Manifestly excessive
Lastly, I deal with the applicant’s complaint that the date fixed for his release on parole made the overall sentence manifestly excessive.
It is clear from the sentencing remarks that the approach the sentencing judge took was to impose a sentence on Count 1 that reflected the applicant’s overall criminality. His Honour determined that an effective head sentence of three years’ imprisonment with parole fixed at the 15-month mark was appropriate to reflect the seriousness of the offending and, at the same time, take account of the applicant’s plea of guilty and the other mitigating circumstances that were present in this case.
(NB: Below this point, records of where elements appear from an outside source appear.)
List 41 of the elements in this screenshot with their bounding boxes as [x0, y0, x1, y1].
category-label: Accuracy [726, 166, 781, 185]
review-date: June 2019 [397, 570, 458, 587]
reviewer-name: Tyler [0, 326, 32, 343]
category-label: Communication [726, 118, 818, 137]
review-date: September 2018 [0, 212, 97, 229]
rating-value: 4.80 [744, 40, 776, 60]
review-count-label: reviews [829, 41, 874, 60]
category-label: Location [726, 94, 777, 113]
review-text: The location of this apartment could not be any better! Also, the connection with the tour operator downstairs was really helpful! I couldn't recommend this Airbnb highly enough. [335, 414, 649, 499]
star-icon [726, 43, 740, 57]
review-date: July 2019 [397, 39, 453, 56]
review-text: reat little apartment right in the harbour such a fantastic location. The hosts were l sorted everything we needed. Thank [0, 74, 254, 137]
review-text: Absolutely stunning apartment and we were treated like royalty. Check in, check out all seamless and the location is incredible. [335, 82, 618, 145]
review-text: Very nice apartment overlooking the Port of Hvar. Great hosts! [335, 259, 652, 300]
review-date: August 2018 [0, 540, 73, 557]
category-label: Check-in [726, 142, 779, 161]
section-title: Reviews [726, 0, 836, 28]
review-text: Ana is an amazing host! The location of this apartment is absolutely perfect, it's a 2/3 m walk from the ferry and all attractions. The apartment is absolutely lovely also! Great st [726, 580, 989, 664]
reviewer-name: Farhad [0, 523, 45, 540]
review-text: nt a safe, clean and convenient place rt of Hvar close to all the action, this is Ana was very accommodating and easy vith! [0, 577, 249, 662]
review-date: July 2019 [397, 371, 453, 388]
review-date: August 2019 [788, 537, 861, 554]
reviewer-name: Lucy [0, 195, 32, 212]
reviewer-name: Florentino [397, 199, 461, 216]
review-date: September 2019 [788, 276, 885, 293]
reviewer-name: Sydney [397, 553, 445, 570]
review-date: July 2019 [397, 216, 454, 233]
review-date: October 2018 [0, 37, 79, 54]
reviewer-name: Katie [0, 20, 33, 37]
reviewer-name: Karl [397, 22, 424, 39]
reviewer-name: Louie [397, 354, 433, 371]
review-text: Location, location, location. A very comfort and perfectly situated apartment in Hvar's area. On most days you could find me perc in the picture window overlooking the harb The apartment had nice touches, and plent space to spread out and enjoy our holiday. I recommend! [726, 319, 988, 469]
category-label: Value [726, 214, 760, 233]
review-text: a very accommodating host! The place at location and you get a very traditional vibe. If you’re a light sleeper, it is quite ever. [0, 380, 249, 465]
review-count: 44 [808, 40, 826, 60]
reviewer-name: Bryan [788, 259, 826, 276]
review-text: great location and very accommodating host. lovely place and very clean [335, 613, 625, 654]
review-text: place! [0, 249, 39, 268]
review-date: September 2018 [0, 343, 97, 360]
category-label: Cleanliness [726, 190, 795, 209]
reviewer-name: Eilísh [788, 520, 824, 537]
The sentence was further ameliorated for these reasons by the selection of a backdated commencement date for the non-parole period.
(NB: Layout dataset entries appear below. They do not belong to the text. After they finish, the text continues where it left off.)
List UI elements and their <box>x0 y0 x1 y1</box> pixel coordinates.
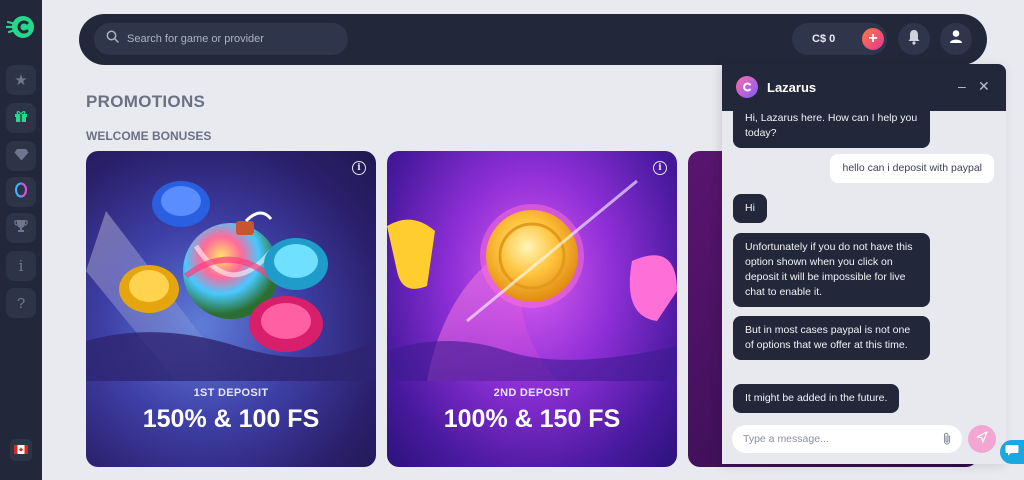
chat-message-agent: It might be added in the future. <box>733 384 900 413</box>
plus-icon: + <box>868 30 878 47</box>
sidebar-item-info[interactable]: i <box>6 251 36 281</box>
help-icon: ? <box>16 294 26 312</box>
card-info-button[interactable]: i <box>653 161 667 175</box>
user-icon <box>949 29 963 49</box>
chat-message-user: hello can i deposit with paypal <box>830 154 994 183</box>
loyalty-ring-icon <box>14 182 28 202</box>
chat-message-agent: Hi <box>733 194 767 223</box>
card-subtitle: 2ND DEPOSIT <box>493 387 571 399</box>
sidebar: ★ i ? <box>0 0 42 480</box>
card-offer: 100% & 150 FS <box>443 405 621 433</box>
deposit-button[interactable]: + <box>862 28 884 50</box>
profile-button[interactable] <box>940 23 972 55</box>
card-offer: 150% & 100 FS <box>142 405 320 433</box>
search-input[interactable] <box>127 33 327 45</box>
chat-launcher-button[interactable] <box>1000 440 1024 464</box>
promo-card-first-deposit[interactable]: i 1ST DEPOSIT 150% & 100 FS <box>86 151 376 467</box>
promo-artwork-candy-bomb <box>86 181 376 381</box>
section-title: WELCOME BONUSES <box>86 129 212 143</box>
star-icon: ★ <box>14 72 28 89</box>
message-composer[interactable] <box>732 425 962 453</box>
top-header: C$ 0 + <box>79 14 987 65</box>
diamond-icon <box>14 148 29 165</box>
message-input[interactable] <box>743 433 923 445</box>
chat-message-agent: But in most cases paypal is not one of o… <box>733 316 930 360</box>
bell-icon <box>907 29 921 50</box>
chat-message-agent: Unfortunately if you do not have this op… <box>733 233 930 307</box>
sidebar-item-tournaments[interactable] <box>6 213 36 243</box>
language-selector[interactable] <box>10 439 32 461</box>
sidebar-item-promotions[interactable] <box>6 103 36 133</box>
promo-artwork-candy-coin <box>387 179 677 381</box>
sidebar-item-vip[interactable] <box>6 141 36 171</box>
paperclip-icon[interactable] <box>942 432 952 450</box>
canada-flag-icon <box>14 441 28 459</box>
info-icon: i <box>18 257 24 275</box>
balance-pill[interactable]: C$ 0 + <box>792 23 887 55</box>
sidebar-item-loyalty[interactable] <box>6 177 36 207</box>
agent-avatar <box>736 76 758 98</box>
chat-bubble-icon <box>1005 443 1019 461</box>
send-button[interactable] <box>968 425 996 453</box>
promo-card-second-deposit[interactable]: i 2ND DEPOSIT 100% & 150 FS <box>387 151 677 467</box>
brand-logo[interactable] <box>5 12 36 42</box>
balance-value: C$ 0 <box>812 33 836 45</box>
notifications-button[interactable] <box>898 23 930 55</box>
chat-message-agent: Hi, Lazarus here. How can I help you tod… <box>733 104 930 148</box>
sidebar-item-help[interactable]: ? <box>6 288 36 318</box>
card-subtitle: 1ST DEPOSIT <box>193 387 269 399</box>
gift-icon <box>14 109 28 127</box>
minimize-icon[interactable]: – <box>958 78 966 94</box>
trophy-icon <box>14 219 28 237</box>
send-icon <box>976 430 988 448</box>
search-icon <box>106 30 119 48</box>
sidebar-item-favorites[interactable]: ★ <box>6 65 36 95</box>
page-title: PROMOTIONS <box>86 92 206 111</box>
search-bar[interactable] <box>94 23 348 55</box>
live-chat-widget: Lazarus – ✕ Hi, Lazarus here. How can I … <box>722 64 1006 464</box>
close-icon[interactable]: ✕ <box>978 78 990 95</box>
agent-name: Lazarus <box>767 80 817 95</box>
card-info-button[interactable]: i <box>352 161 366 175</box>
The applicant urges this Court to adjust the sentence so that it becomes “a standard 3 years with a 12 month Court-ordered parole”. The Court will only do so where it is positively demonstrated that there has been an error in principle or where the sentence imposed is unreasonable or plainly unjust. See Hili v The Queen; Jones v The Queen (2010) 242 CLR 520. Neither has been demonstrated here.
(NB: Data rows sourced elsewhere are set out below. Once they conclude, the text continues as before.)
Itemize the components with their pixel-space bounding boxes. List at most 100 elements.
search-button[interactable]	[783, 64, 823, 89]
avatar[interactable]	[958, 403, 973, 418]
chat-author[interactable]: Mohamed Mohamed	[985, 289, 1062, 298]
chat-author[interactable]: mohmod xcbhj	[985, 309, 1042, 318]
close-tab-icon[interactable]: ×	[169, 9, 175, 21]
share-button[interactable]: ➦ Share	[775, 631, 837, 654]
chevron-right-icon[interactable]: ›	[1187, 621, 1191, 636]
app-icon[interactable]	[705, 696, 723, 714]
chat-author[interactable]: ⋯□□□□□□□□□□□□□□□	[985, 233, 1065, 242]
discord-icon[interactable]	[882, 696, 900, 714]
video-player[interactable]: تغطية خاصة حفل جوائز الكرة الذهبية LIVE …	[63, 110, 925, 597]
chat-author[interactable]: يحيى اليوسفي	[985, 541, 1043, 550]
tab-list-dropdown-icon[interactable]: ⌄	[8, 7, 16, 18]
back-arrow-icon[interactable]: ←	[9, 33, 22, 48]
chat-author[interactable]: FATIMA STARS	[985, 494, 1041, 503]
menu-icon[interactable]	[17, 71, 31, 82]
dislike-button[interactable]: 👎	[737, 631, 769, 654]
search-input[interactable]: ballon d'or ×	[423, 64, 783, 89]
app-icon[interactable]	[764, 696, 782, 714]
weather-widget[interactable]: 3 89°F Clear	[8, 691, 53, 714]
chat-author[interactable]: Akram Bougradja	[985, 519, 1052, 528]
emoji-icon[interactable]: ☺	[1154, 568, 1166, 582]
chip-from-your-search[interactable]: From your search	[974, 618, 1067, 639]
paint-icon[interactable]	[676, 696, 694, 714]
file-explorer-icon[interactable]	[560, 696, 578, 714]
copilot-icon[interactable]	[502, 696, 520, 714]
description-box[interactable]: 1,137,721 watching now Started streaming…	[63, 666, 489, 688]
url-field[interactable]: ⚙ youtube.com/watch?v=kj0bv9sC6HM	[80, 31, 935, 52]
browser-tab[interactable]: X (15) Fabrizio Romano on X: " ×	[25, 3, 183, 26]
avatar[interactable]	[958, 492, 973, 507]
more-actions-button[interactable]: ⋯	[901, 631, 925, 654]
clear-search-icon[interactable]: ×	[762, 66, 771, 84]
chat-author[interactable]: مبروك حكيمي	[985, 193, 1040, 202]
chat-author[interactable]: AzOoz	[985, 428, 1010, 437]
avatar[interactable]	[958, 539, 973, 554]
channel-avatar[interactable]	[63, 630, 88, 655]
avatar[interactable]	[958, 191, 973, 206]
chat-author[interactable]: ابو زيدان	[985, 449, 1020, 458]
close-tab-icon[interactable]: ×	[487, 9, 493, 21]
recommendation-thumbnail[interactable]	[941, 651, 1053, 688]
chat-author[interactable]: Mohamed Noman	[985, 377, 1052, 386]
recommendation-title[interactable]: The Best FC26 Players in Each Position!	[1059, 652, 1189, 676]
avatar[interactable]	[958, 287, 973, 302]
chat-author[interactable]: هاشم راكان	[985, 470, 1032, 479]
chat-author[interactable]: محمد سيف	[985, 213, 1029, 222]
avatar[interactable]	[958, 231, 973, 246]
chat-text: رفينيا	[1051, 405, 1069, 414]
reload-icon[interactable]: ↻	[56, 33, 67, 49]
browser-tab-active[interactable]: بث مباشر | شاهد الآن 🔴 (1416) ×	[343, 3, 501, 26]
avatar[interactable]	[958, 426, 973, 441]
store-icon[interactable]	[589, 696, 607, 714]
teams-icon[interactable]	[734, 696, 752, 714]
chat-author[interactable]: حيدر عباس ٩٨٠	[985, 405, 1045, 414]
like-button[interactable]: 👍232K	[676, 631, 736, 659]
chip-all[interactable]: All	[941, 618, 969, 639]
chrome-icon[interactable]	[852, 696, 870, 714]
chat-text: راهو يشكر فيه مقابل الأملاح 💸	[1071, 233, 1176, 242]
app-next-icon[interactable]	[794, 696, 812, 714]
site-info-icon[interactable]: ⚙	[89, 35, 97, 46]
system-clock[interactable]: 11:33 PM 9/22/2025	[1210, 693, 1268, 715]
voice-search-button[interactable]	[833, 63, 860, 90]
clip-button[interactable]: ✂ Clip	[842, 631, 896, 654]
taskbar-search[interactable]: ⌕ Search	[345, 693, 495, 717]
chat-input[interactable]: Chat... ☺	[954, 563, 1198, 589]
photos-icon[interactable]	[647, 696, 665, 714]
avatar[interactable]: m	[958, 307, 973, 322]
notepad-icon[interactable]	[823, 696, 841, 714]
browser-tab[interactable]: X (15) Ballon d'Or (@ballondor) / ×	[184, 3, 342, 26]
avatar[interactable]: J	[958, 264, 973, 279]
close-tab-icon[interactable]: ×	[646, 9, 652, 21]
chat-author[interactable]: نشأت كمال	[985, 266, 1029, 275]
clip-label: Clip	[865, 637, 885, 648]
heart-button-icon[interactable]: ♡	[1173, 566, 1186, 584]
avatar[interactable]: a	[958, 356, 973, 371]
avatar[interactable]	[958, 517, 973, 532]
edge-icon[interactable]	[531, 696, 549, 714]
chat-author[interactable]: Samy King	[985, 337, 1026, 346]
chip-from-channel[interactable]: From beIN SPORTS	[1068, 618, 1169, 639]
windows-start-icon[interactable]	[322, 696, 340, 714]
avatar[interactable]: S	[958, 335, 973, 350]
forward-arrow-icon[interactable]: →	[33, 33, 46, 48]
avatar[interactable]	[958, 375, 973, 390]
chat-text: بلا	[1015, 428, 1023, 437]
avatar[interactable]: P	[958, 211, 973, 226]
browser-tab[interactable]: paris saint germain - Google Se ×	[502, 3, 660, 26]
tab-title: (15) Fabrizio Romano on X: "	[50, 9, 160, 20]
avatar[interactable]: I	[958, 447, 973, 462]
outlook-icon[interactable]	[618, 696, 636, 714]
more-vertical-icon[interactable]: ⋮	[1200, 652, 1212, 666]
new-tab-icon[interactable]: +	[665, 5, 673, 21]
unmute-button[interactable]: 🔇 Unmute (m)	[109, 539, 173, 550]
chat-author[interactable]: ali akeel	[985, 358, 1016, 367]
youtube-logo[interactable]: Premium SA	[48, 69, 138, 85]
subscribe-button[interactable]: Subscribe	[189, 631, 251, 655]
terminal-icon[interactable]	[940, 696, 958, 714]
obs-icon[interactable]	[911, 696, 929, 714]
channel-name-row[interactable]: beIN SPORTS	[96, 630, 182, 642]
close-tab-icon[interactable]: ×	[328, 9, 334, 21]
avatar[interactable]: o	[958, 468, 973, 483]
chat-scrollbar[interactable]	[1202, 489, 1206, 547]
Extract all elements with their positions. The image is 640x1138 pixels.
The applicant was found in possession of a substantial quantity of methylamphetamine. Although no element of commerciality attached to that possession, decisions of the Court such as R v Armstrong [2005] QCA 116, R v Hillier [2007] QCA 279, R v Pearce [2010] QCA 338 and R v Warren [2014] QCA 175 support the sentence that was imposed for Count 1 when regard is had to the applicant’s age, his extensive criminal history, the absence of any realistic prospects of rehabilitation and the significant additional offending over a 17-month period which was also taken into account. Indeed, as prosecuting counsel submitted, consecutive terms of imprisonment may well have been imposed with respect to some of the summary offences for which the applicant was sentenced and, had the sentencing Judge taken that approach, the overall effective sentence may have been higher. If sentenced only for the aggravated possession of methylamphetamine, that is, Count 1, then on the authority of the decisions of this Court to which I have referred, a lesser head sentence might have been called for, but the factors I’ve just mentioned, not the least of which was the significant additional offending, justified the head sentence that was actually imposed in this case.
The real gist of the applicant’s complaints is founded on the misconception that he is being required to serve 15 months before his release on parole. In reality, he was entitled to the declaration of pre-sentence custody that was, in fact, made (56 days) and no more. However, the sentencing judge went further to credit the applicant with an additional 112 days which was not declarable. It cannot be said that the learned sentencing Judge erred in the fixing of the non-parole period.
Conclusion
In my opinion, the application for leave to appeal must be refused.
MORRISON JA: I agree.
BODDICE J: I agree.
MORRISON JA: The orders of the Court are that the application for leave to appeal is refused.